Structure of the Chapter
Section 8.1 reports the design and results of a study we run with the aim of identifying categories of development video tutorial fragments and investigating how video tutorials are composed. Section 8.2 details CodeTube, while Section 8.3, Section 8.4, and Section 8.5 describe and report the results of the three evaluations. Threats to validity are discussed in Section 8.6, while Section 8.7 concludes the chapter.
8.1
Investigating the Structure of Video Tutorials
Previous research on development video tutorials [MSB15] investigated the motivation and pur- pose of the whole tutorial, rather than looking deeper at its structure and content. Even if not explicitly stated, a video tutorial has an intrinsic structure embedded in the flow of actions performed by the tutor.
Table 8.1. Participants’ Occupation. Occupation Total % Faculty 1 2% PhD Student 3 7% Master Student 4 10% Undergraduate Student 31 76%
Professional Software Developer 2 5%
Total 41 100%
When it comes to devise an automated approach to analyze, fragment, classify, and index video tutorials, understanding the aforementioned structure of the original video is essential to provide, for example, advanced searching features.

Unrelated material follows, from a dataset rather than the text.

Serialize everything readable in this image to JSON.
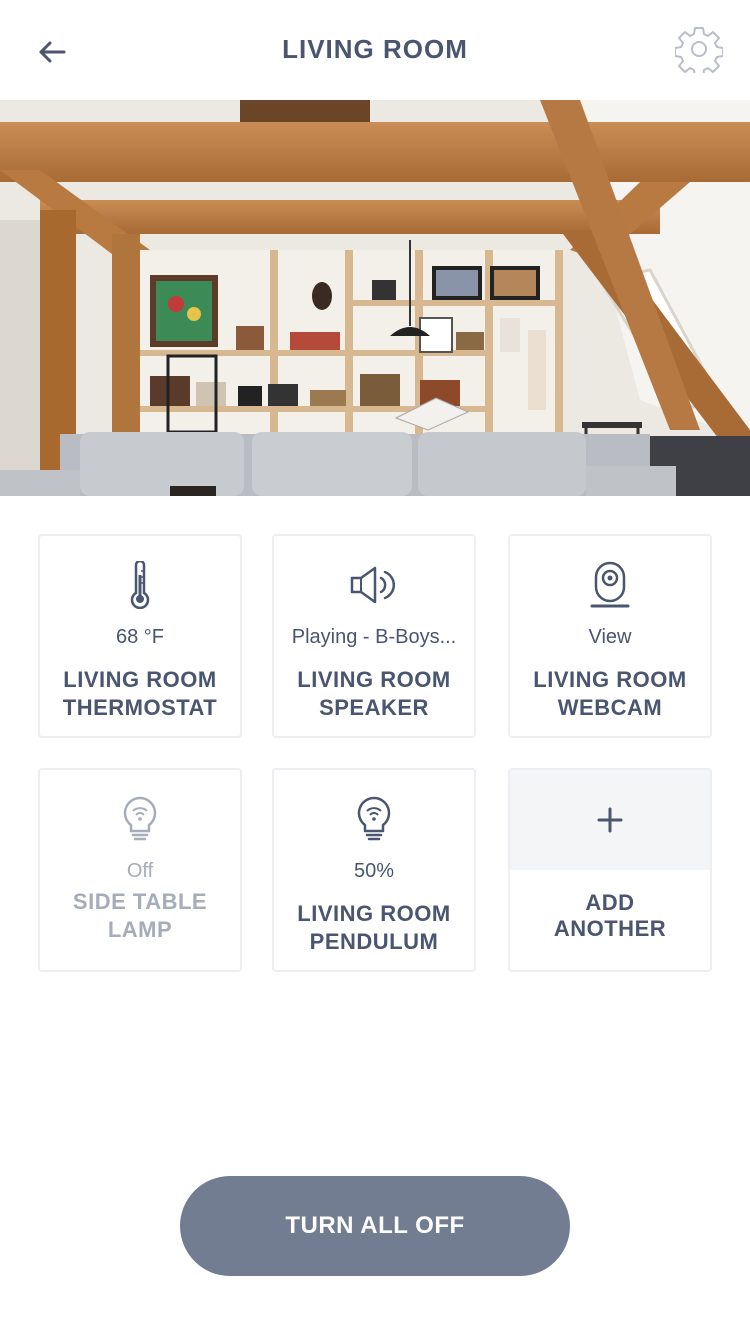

The goal of this study is to understand which are the typical parts/sections composing a software development video tutorial (e.g., setting of the IDE, code writing, etc.). The context consists of objects, i.e., 150 video tutorials collected from YouTube, and participants, i.e., 41 computer science students/professors and professional developers manually tagging the different parts of the tutorials (e.g., “from 1:00 to 3:30 the tutorial shows how to set the IDE”).